Minimum hardware for executors:
4 CPU cores (16 cores recommended)
16GB RAM (64GB recommended)
It would be good to get a basic understand about the basic drivers ans aspects of sizing e.g.:
many smaller nodes perform better (or worse) then a few large nodes for scenarios like this…
large datasets benefit from this…
many parallel users benefit from this…
last mile ETL scenarios with complex aggregative queries benefit from…
use SSD over HDD to gain this…
Dremio can benefit from GPUs under the condition…
etc.
It would be even better to have an online sizing assistant where I can describe my typical workloads and get a recommendation. This would also help to get an idea about infrastructure costs to expect with Dremio.

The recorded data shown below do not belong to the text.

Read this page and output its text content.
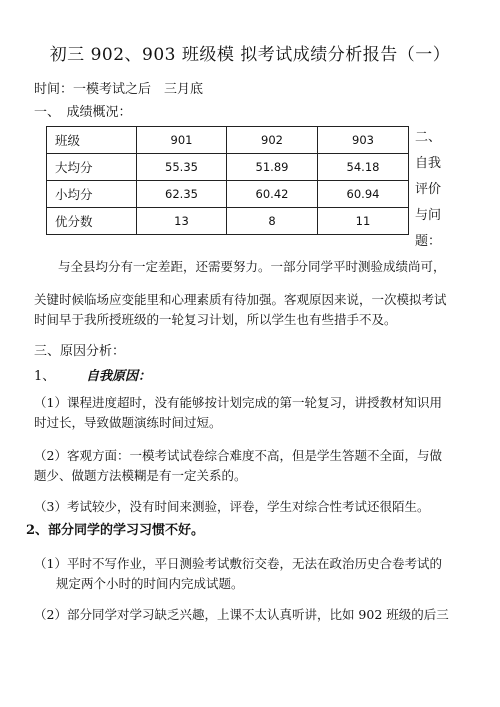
初三 902、903 班级模 拟考试成绩分析报告（一）
时间：一模考试之后　三月底
一、　成绩概况：
班级	901	902	903
大均分	55.35	51.89	54.18
小均分	62.35	60.42	60.94
优分数	13	8	11
二、
自我
评价
与问
题：
与全县均分有一定差距，还需要努力。一部分同学平时测验成绩尚可，
关键时候临场应变能里和心理素质有待加强。客观原因来说，一次模拟考试
时间早于我所授班级的一轮复习计划，所以学生也有些措手不及。
三、原因分析：
1、 自我原因：
（1）课程进度超时，没有能够按计划完成的第一轮复习，讲授教材知识用
时过长，导致做题演练时间过短。
（2）客观方面：一模考试试卷综合难度不高，但是学生答题不全面，与做
题少、做题方法模糊是有一定关系的。
（3）考试较少，没有时间来测验，评卷，学生对综合性考试还很陌生。
2、部分同学的学习习惯不好。
（1）平时不写作业，平日测验考试敷衍交卷，无法在政治历史合卷考试的
规定两个小时的时间内完成试题。
（2）部分同学对学习缺乏兴趣，上课不太认真听讲，比如 902 班级的后三
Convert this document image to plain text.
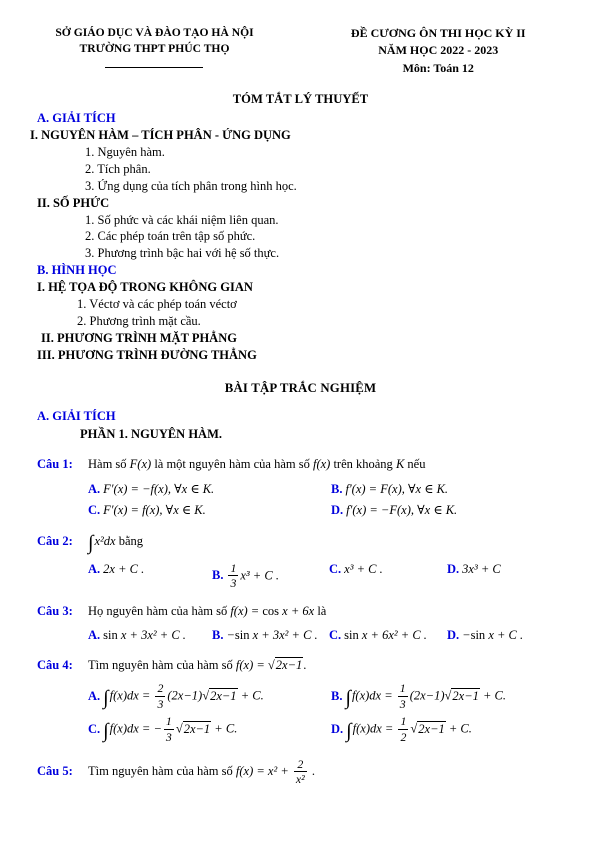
SỞ GIÁO DỤC VÀ ĐÀO TẠO HÀ NỘI
TRƯỜNG THPT PHÚC THỌ
ĐỀ CƯƠNG ÔN THI HỌC KỲ II
NĂM HỌC 2022 - 2023
Môn: Toán 12
TÓM TẮT LÝ THUYẾT
A. GIẢI TÍCH
I. NGUYÊN HÀM – TÍCH PHÂN - ỨNG DỤNG
1. Nguyên hàm.
2. Tích phân.
3. Ứng dụng của tích phân trong hình học.
II. SỐ PHỨC
1. Số phức và các khái niệm liên quan.
2. Các phép toán trên tập số phức.
3. Phương trình bậc hai với hệ số thực.
B. HÌNH HỌC
I. HỆ TỌA ĐỘ TRONG KHÔNG GIAN
1. Véctơ và các phép toán véctơ
2. Phương trình mặt cầu.
II. PHƯƠNG TRÌNH MẶT PHẲNG
III. PHƯƠNG TRÌNH ĐƯỜNG THẲNG
BÀI TẬP TRẮC NGHIỆM
A. GIẢI TÍCH
PHẦN 1. NGUYÊN HÀM.
Câu 1: Hàm số F(x) là một nguyên hàm của hàm số f(x) trên khoảng K nếu
A. F′(x) = −f(x), ∀x ∈ K.	B. f′(x) = F(x), ∀x ∈ K.
C. F′(x) = f(x), ∀x ∈ K.	D. f′(x) = −F(x), ∀x ∈ K.
Câu 2: ∫x²dx bằng
A. 2x + C .	B. $\frac{1}{3} x^3 + C$ .	C. x³ + C .	D. 3x³ + C
Câu 3: Họ nguyên hàm của hàm số f(x) = cos x + 6x là
A. sin x + 3x² + C .	B. −sin x + 3x² + C . C. sin x + 6x² + C .	D. −sin x + C .
Câu 4: Tìm nguyên hàm của hàm số f(x) = √2x−1.
A. $\int f(x)dx = \frac{2}{3} (2x-1)√2x-1 + C$.	B. $\int f(x)dx = \frac{1}{3} (2x-1)√2x-1 + C$.
C. ∫f(x)dx = − $\frac{1}{3} √2x-1 + C$.	D. $\int f(x)dx = \frac{1}{2} √2x-1 + C$.
Câu 5: Tìm nguyên hàm của hàm số $f(x) = x^2 + \frac{2}{\text{x²}}$ .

Example: Let’s assume I have 50TB of raw data in 20000+ parquet files over 200 tables (all in ADLS) and up to 100 parallel users to serve (3000 in total) doing slice and dice via Tableau and PowerBI.
Where will I then end up? 5, 20 or 100 executor nodes? And what size should these node have? Each 16 cores and 64GB (as you recommend) and I’m perfectly done? Do I gain from SSDs?
These are great questions. Unfortunately, it depends (sorry) and I think something like a calculator that spits out a specific config is not imminent at this time. If you have one you think is good for another data infrastructure product, I would love to see it - perhaps it will help us get closer, sooner.
Meanwhile, we are planning to update our Deployment Considerations Guide this month in anticipation of Dremio 3.0. I think we could add a number of suggestions and best practices that would help users narrow the range of possibilities.
A few things to consider:
More aggregate RAM is better.
If your queries have large joins/aggregations, these will need to fit in memory and you should size appropriately. Similarly, high concurrency will make more use of memory.
For a given aggregate memory, in many cases a smaller number of nodes will be better. 1TB spread across 100 nodes is not as efficient as 1TB spread across 10 nodes, the later will incur less shuffling of intermediate aggregations.
Coordinator nodes make use of heap, executor nodes manage memory off heap to avoid GC issues.
For data reflections, faster storage sub-systems matter. Seek times can vary significantly between systems (DAS, HDFS, S3, etc). It is probably a good exercise to test different configurations to see how sensitive your workloads are to this aspect of your deployment. That said, the costs may not justify the benefits. Choice is good (and a tyrant)!
Dremio does not currently support GPU. We hope to one day.
We will keep your questions here in mind as we think of additional recommendations for our deployments guide. If you have other things you think we should consider, please post back here and we’ll keep listening.